I riflettori internazionali si sono accesi di nuovo sull’Etiopia: è passato un anno dall’inizio del conflitto, ma la situazione per sul territorio è durissima. Secondo una recente dichiarazione dell’Alta commissaria delle Nazioni Unite ai Diritti umani Bachelet, tutte le parti coinvolte in quella che è una vera e propria guerra civile hanno in varia misura compiuto violazioni dei diritti umani, alcune delle quali possono costituire crimini di guerra e contro l’umanità. Quella che era iniziata come un’azione di polizia contro il governo del Fronte di liberazione del popolo del Tigray si è trasformata in un conflitto che ha travolto tutto il paese.

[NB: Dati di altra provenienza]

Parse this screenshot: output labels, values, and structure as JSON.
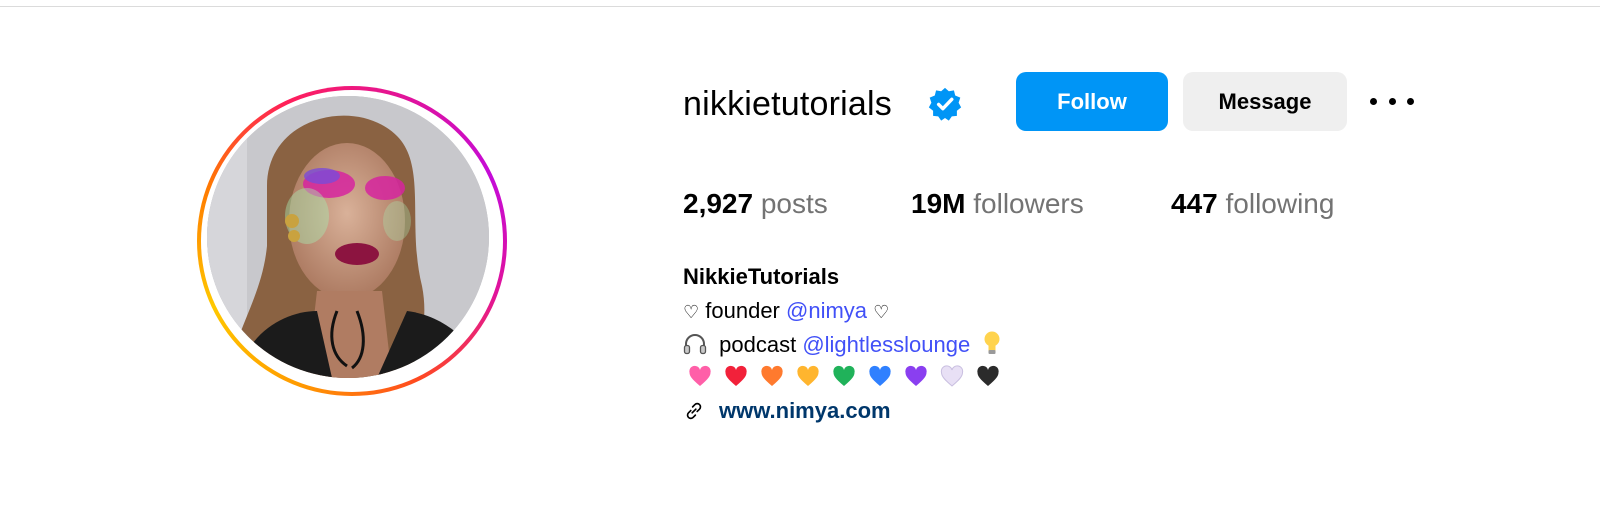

Dopo 12 mesi lo scenario a livello umanitario è catastrofico: il conflitto ha provocato circa 1,8 milioni di sfollati e 60 mila rifugiati in Sudan. Sono tantissime le persone isolate e che hanno bisogno di assistenza alimentare: i mercati locali sono al collasso, a causa della stagione di magra e alla difficoltà di accedere al commercio a livello regionale. Oltre alla popolazione tigrina, in pericolo ci sono anche circa 100 mila profughi eritrei, sparsi in quattro campi dislocati nella regione.

L’Etiopia è attraversata da tensioni etniche fin dal 1991, quando dopo il crollo dell’Unione Sovietica il regime filocomunista del Derg ha lasciato spazio a una serie di divisioni interne e guerre civili — che hanno ad esempio portato alla secessione dell’Eritrea nel 1993. L’attuale Primo ministro Abiy è stato insignito del premio Nobel per la pace nel 2019 a causa della sua apparente volontà di portare definitivamente la pace nel paese — forse una delle assegnazioni del premio più avventate della storia. 

Il governo etiope inoltre è stato anche al centro di forti tensioni regionali e internazionali a causa del progetto di costruzione della gigantesca Diga del rinascimento etiope, un manufatto per la produzione di energia idroelettrica che ha portato il paese sull’orlo del conflitto con i vicini Sudan ed Egitto, resi nervosi dalla possibilità di essere tenuti in ostaggio dal governo etiope e dalla sua eventuale capacità di determinare quanta acqua — preziosissima — possa scorrere dal Nilo Azzurro fino a valle.